Non chiamatela più festa, perché non è. Non lo è più. Forse non lo è mai stata davvero. Pensare al Primo Maggio come a una celebrazione è oggi non solo un equivoco, ma un insulto alla memoria storica di chi ha lottato, e spesso è morto, per diritti che oggi ci sembrano “naturali”, ma che naturali non sono. Sono frutto di conflitti, di coscienze collettive, di intelligenze solidali, non di selfie, like e indignazioni a tempo determinato.
Quella che un tempo fu una data che ricordava una tragedia e che alimentava lotta e consapevolezza, oggi somiglia sempre più a una carnevalata. Un momento di sfogo rituale concesso dai padroni di sempre – che non sono più figure con bastone e cappello a cilindro, ma algoritmi, manager, investitori apolidi – affinché il popolo oppresso possa sfogarsi, illudersi di essere libero, e tornare in silenzio il 2 maggio. Un po’ come il carnevale nell’antichità: una breve sospensione della gerarchia per rafforzarla meglio il giorno dopo.
Non si muore più di fame – ed è vero, per fortuna – ma si vive svuotati. Questa conquista non è piovuta dal cielo, ma è frutto della lotta di soggetti collettivi, senzienti, organizzati, che sapevano dire “noi” più che “io”. Oggi invece, nel tempo dell’individualismo sfrenato, anche i proletari si fingono imprenditori di sé stessi, convinti che basti “diventare virali” per riscattarsi.
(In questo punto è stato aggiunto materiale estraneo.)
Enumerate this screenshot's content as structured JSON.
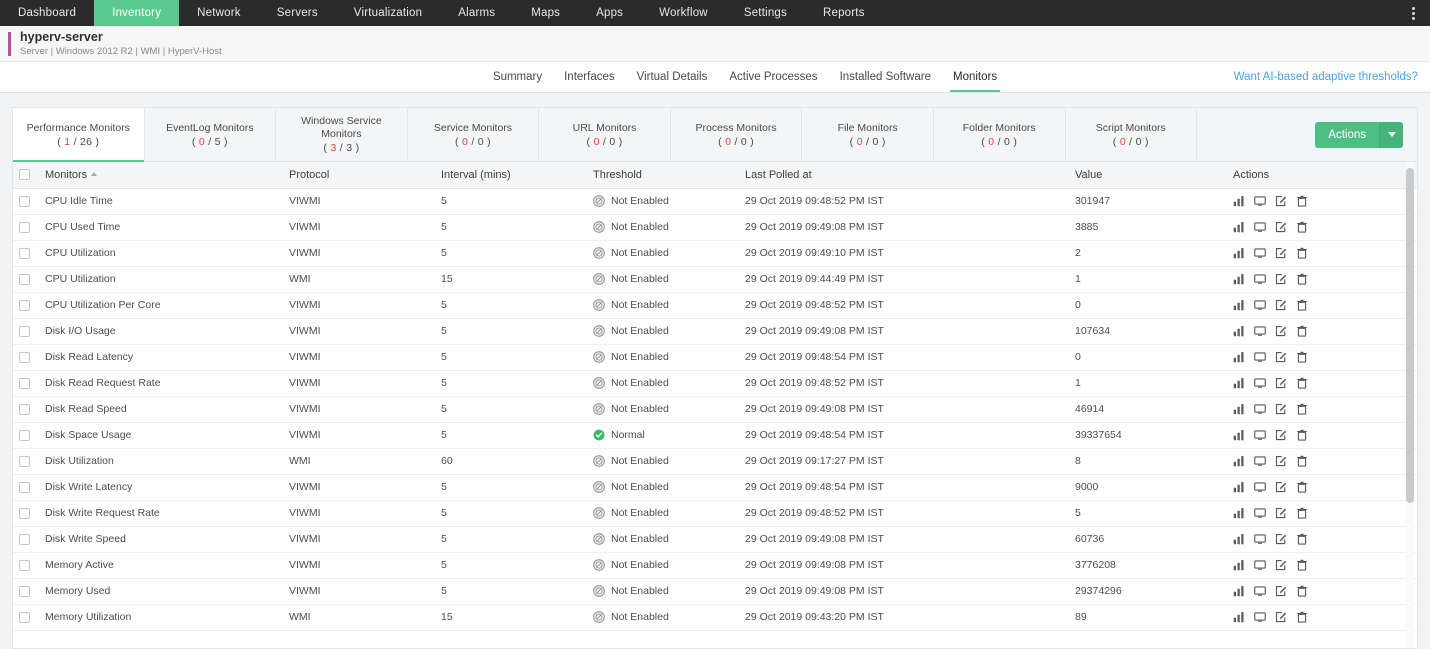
{
  "topnav": {
    "items": [
      {
        "label": "Dashboard",
        "active": false
      },
      {
        "label": "Inventory",
        "active": true
      },
      {
        "label": "Network",
        "active": false
      },
      {
        "label": "Servers",
        "active": false
      },
      {
        "label": "Virtualization",
        "active": false
      },
      {
        "label": "Alarms",
        "active": false
      },
      {
        "label": "Maps",
        "active": false
      },
      {
        "label": "Apps",
        "active": false
      },
      {
        "label": "Workflow",
        "active": false
      },
      {
        "label": "Settings",
        "active": false
      },
      {
        "label": "Reports",
        "active": false
      }
    ],
    "kebab_icon": "more-vertical-icon"
  },
  "server": {
    "name": "hyperv-server",
    "meta": "Server | Windows 2012 R2  | WMI  | HyperV-Host",
    "accent_color": "#b8519b"
  },
  "subnav": {
    "tabs": [
      {
        "label": "Summary",
        "active": false
      },
      {
        "label": "Interfaces",
        "active": false
      },
      {
        "label": "Virtual Details",
        "active": false
      },
      {
        "label": "Active Processes",
        "active": false
      },
      {
        "label": "Installed Software",
        "active": false
      },
      {
        "label": "Monitors",
        "active": true
      }
    ],
    "link": "Want AI-based adaptive thresholds?",
    "link_color": "#4aa3df"
  },
  "monitor_tabs": [
    {
      "label": "Performance Monitors",
      "selected": 1,
      "total": 26,
      "active": true
    },
    {
      "label": "EventLog Monitors",
      "selected": 0,
      "total": 5,
      "active": false
    },
    {
      "label": "Windows Service Monitors",
      "selected": 3,
      "total": 3,
      "active": false
    },
    {
      "label": "Service Monitors",
      "selected": 0,
      "total": 0,
      "active": false
    },
    {
      "label": "URL Monitors",
      "selected": 0,
      "total": 0,
      "active": false
    },
    {
      "label": "Process Monitors",
      "selected": 0,
      "total": 0,
      "active": false
    },
    {
      "label": "File Monitors",
      "selected": 0,
      "total": 0,
      "active": false
    },
    {
      "label": "Folder Monitors",
      "selected": 0,
      "total": 0,
      "active": false
    },
    {
      "label": "Script Monitors",
      "selected": 0,
      "total": 0,
      "active": false
    }
  ],
  "toolbar": {
    "actions_label": "Actions",
    "actions_caret_icon": "chevron-down-icon",
    "accent_color": "#4cbf85"
  },
  "table": {
    "columns": [
      "Monitors",
      "Protocol",
      "Interval (mins)",
      "Threshold",
      "Last Polled at",
      "Value",
      "Actions"
    ],
    "sort_column": "Monitors",
    "sort_direction": "asc",
    "row_action_icons": [
      "bar-chart-icon",
      "monitor-screen-icon",
      "edit-pencil-icon",
      "trash-icon"
    ],
    "threshold_states": {
      "not_enabled": {
        "label": "Not Enabled",
        "color": "#9b9b9b"
      },
      "normal": {
        "label": "Normal",
        "color": "#32bf5f"
      }
    },
    "rows": [
      {
        "name": "CPU Idle Time",
        "protocol": "VIWMI",
        "interval": "5",
        "threshold": "Not Enabled",
        "threshold_state": "not_enabled",
        "polled": "29 Oct 2019 09:48:52 PM IST",
        "value": "301947"
      },
      {
        "name": "CPU Used Time",
        "protocol": "VIWMI",
        "interval": "5",
        "threshold": "Not Enabled",
        "threshold_state": "not_enabled",
        "polled": "29 Oct 2019 09:49:08 PM IST",
        "value": "3885"
      },
      {
        "name": "CPU Utilization",
        "protocol": "VIWMI",
        "interval": "5",
        "threshold": "Not Enabled",
        "threshold_state": "not_enabled",
        "polled": "29 Oct 2019 09:49:10 PM IST",
        "value": "2"
      },
      {
        "name": "CPU Utilization",
        "protocol": "WMI",
        "interval": "15",
        "threshold": "Not Enabled",
        "threshold_state": "not_enabled",
        "polled": "29 Oct 2019 09:44:49 PM IST",
        "value": "1"
      },
      {
        "name": "CPU Utilization Per Core",
        "protocol": "VIWMI",
        "interval": "5",
        "threshold": "Not Enabled",
        "threshold_state": "not_enabled",
        "polled": "29 Oct 2019 09:48:52 PM IST",
        "value": "0"
      },
      {
        "name": "Disk I/O Usage",
        "protocol": "VIWMI",
        "interval": "5",
        "threshold": "Not Enabled",
        "threshold_state": "not_enabled",
        "polled": "29 Oct 2019 09:49:08 PM IST",
        "value": "107634"
      },
      {
        "name": "Disk Read Latency",
        "protocol": "VIWMI",
        "interval": "5",
        "threshold": "Not Enabled",
        "threshold_state": "not_enabled",
        "polled": "29 Oct 2019 09:48:54 PM IST",
        "value": "0"
      },
      {
        "name": "Disk Read Request Rate",
        "protocol": "VIWMI",
        "interval": "5",
        "threshold": "Not Enabled",
        "threshold_state": "not_enabled",
        "polled": "29 Oct 2019 09:48:52 PM IST",
        "value": "1"
      },
      {
        "name": "Disk Read Speed",
        "protocol": "VIWMI",
        "interval": "5",
        "threshold": "Not Enabled",
        "threshold_state": "not_enabled",
        "polled": "29 Oct 2019 09:49:08 PM IST",
        "value": "46914"
      },
      {
        "name": "Disk Space Usage",
        "protocol": "VIWMI",
        "interval": "5",
        "threshold": "Normal",
        "threshold_state": "normal",
        "polled": "29 Oct 2019 09:48:54 PM IST",
        "value": "39337654"
      },
      {
        "name": "Disk Utilization",
        "protocol": "WMI",
        "interval": "60",
        "threshold": "Not Enabled",
        "threshold_state": "not_enabled",
        "polled": "29 Oct 2019 09:17:27 PM IST",
        "value": "8"
      },
      {
        "name": "Disk Write Latency",
        "protocol": "VIWMI",
        "interval": "5",
        "threshold": "Not Enabled",
        "threshold_state": "not_enabled",
        "polled": "29 Oct 2019 09:48:54 PM IST",
        "value": "9000"
      },
      {
        "name": "Disk Write Request Rate",
        "protocol": "VIWMI",
        "interval": "5",
        "threshold": "Not Enabled",
        "threshold_state": "not_enabled",
        "polled": "29 Oct 2019 09:48:52 PM IST",
        "value": "5"
      },
      {
        "name": "Disk Write Speed",
        "protocol": "VIWMI",
        "interval": "5",
        "threshold": "Not Enabled",
        "threshold_state": "not_enabled",
        "polled": "29 Oct 2019 09:49:08 PM IST",
        "value": "60736"
      },
      {
        "name": "Memory Active",
        "protocol": "VIWMI",
        "interval": "5",
        "threshold": "Not Enabled",
        "threshold_state": "not_enabled",
        "polled": "29 Oct 2019 09:49:08 PM IST",
        "value": "3776208"
      },
      {
        "name": "Memory Used",
        "protocol": "VIWMI",
        "interval": "5",
        "threshold": "Not Enabled",
        "threshold_state": "not_enabled",
        "polled": "29 Oct 2019 09:49:08 PM IST",
        "value": "29374296"
      },
      {
        "name": "Memory Utilization",
        "protocol": "WMI",
        "interval": "15",
        "threshold": "Not Enabled",
        "threshold_state": "not_enabled",
        "polled": "29 Oct 2019 09:43:20 PM IST",
        "value": "89"
      }
    ]
  }
}
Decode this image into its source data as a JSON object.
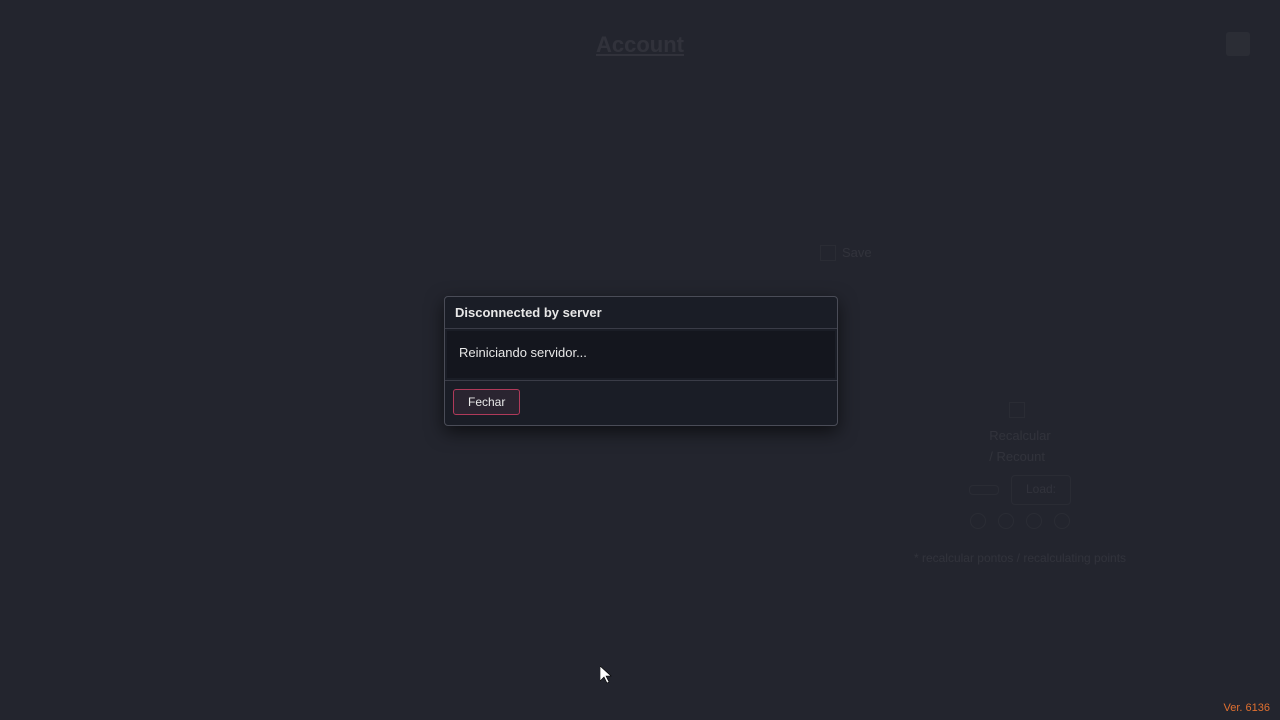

E intanto non si organizza più nulla che duri più di un video podcast e un breve reel.
Più crescono i canali alternativi, i profeti del “contro” che parlano da soli e per sé, più il potere si rafforza. Perché un’opinione senza confronto pubblico non è dissenso, è rumore. Una live urlata non è lotta, è spettacolo. E mentre il popolo si frammenta in monologhi e followers, il potere – quello vero – si consolida in silenzio, invisibile, invincibile. È un moloch che ci lascia parlare, ma solo per tenerci occupati.
Youtube, TikTok, Instagram, Facebook: sono il nuovo carnevale. Ti lasciano urlare, ti danno l’impressione di contare, ti permettono di mostrare dov’eri in vacanza, o quanto è bella la tua lasagna in mensa. Ma intanto sei più schiavo di ieri. E peggio: nessuno ti possiede, perché nessuno si assume la responsabilità di te. Il padrone di ieri almeno ti vedeva. Oggi sei un codice utente. Nessuno ti garantisce nulla, e in cambio ti viene concesso di sognare la libertà di dire la tua – ma in uno spazio dove nessuno ascolta davvero.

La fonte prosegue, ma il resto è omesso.